二人の距離はほんのわずかなのに、互いの声は遠く聞こえて仕方がなかった。
「……どうもこうもない」
沈黙を破って、カルマは言う。
「――前にも後にも、俺は死神だ。また誰かの魂を刈り取り、それを運ぶ。その繰り返しだ。それ以上でも、それ以下でもない」
カルマは言い切った。
何も変わりはしない。
何一つ、変わるものなどないのだと。
それは本当に当たり前すぎることであって、しかし同時にどこか少しだけ悲しいことなのかもしれない。
神楽は死神というものをよく知らない。
こんなにも近くにいる存在なのに、そのことを何一つとして知らないのだ。
知っていることは、全部カルマが教えてくれたことだけ。
死神とは、誰かの命を奪うものではない。
死神とは、誰かの魂を運ぶもののことだ。
そこに善悪の頓着はなく。
死ねば皆平等に、魂を刈り取られて運ばれていく。
それが死神。
本当の意味で、それ以上でも、それ以下でもない。
「……くだらんことを考える暇があったら、さっさと休め。
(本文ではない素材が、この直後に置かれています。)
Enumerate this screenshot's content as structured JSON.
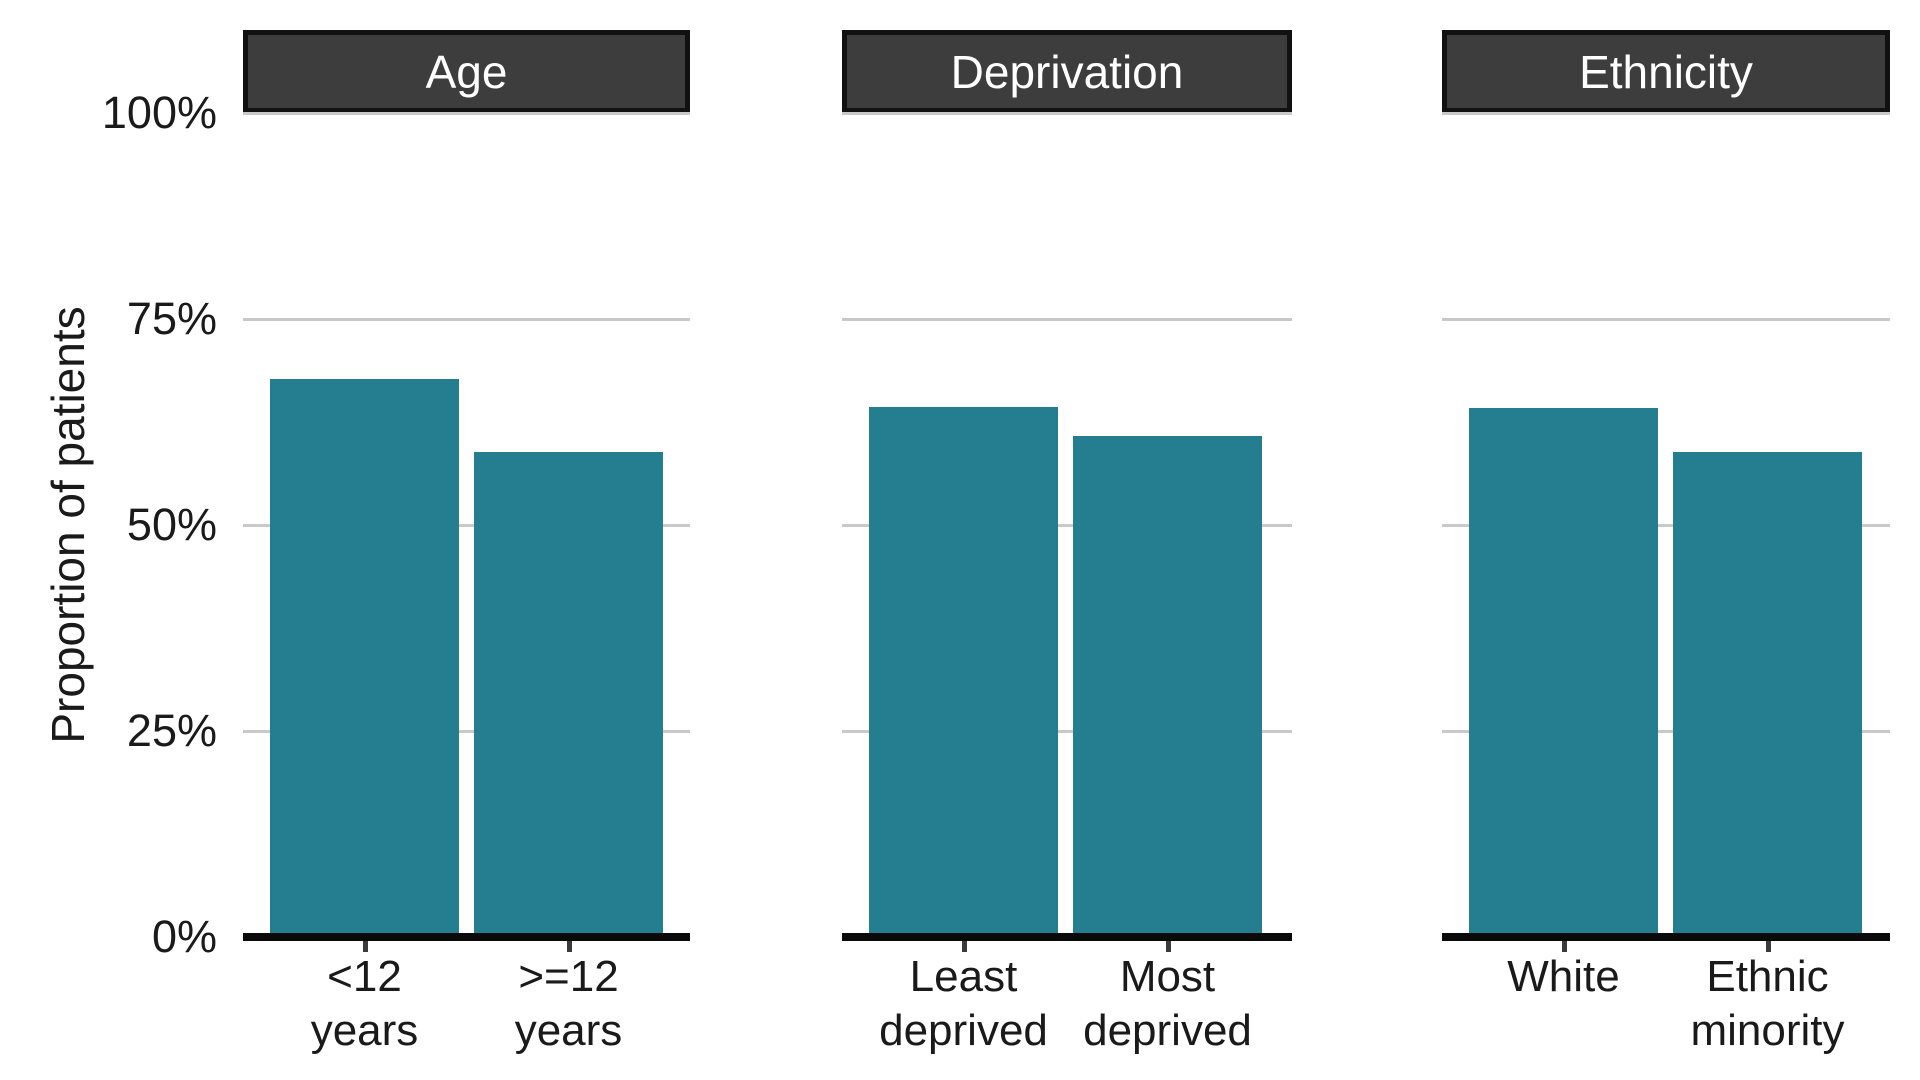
{
  "chart_data": {
    "type": "bar",
    "title": "",
    "ylabel": "Proportion of patients",
    "ylim": [
      0,
      100
    ],
    "yticks": [
      {
        "label": "0%",
        "value": 0
      },
      {
        "label": "25%",
        "value": 25
      },
      {
        "label": "50%",
        "value": 50
      },
      {
        "label": "75%",
        "value": 75
      },
      {
        "label": "100%",
        "value": 100
      }
    ],
    "grid": "horizontal gridlines at 25%, 50%, 75%, 100%; legend none; faceted into 3 panels",
    "panels": [
      {
        "label": "Age",
        "categories": [
          [
            "<12",
            "years"
          ],
          [
            ">=12",
            "years"
          ]
        ],
        "values": [
          67.7,
          58.9
        ]
      },
      {
        "label": "Deprivation",
        "categories": [
          [
            "Least",
            "deprived"
          ],
          [
            "Most",
            "deprived"
          ]
        ],
        "values": [
          64.3,
          60.8
        ]
      },
      {
        "label": "Ethnicity",
        "categories": [
          [
            "White"
          ],
          [
            "Ethnic",
            "minority"
          ]
        ],
        "values": [
          64.2,
          58.9
        ]
      }
    ],
    "colors": {
      "bar": "#257d90",
      "strip_bg": "#3d3d3d",
      "strip_text": "#ffffff",
      "strip_border": "#111111",
      "gridline": "#c9c9c9",
      "axis_line": "#0a0a0a",
      "tick_mark": "#3a3a3a",
      "text": "#1a1a1a"
    }
  }
}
時間はこうしている間にも浪費されているのだからな」
最後にそれだけ告げると、カルマはもと来た道を去っていった。
その背中はいつ見ても大きく、そして今も大きかった。
そしてその背中は同時に。
――いつ見ても悲しげで、決して救われないことを知っているものだった。
「……くだらなくなんか、ないよ……」
そう呟いた神楽の声も、きっとカルマには届いていない。
届いていても、あの死神はきっとこう言うだろう。
くだらん、と。
そんなそれぞれの思いをよそに、夜だけが静かに深まっていく。
正真正銘、明日が最後の戦いになるだろう。
そんな夜だというのに、空には雲ひとつ流れていなかった。
散りばめられた星屑が、儚くも美しく光っている。
三日月に欠けた月が、まるで愉しそうに哂う歪んだ口元のようだった。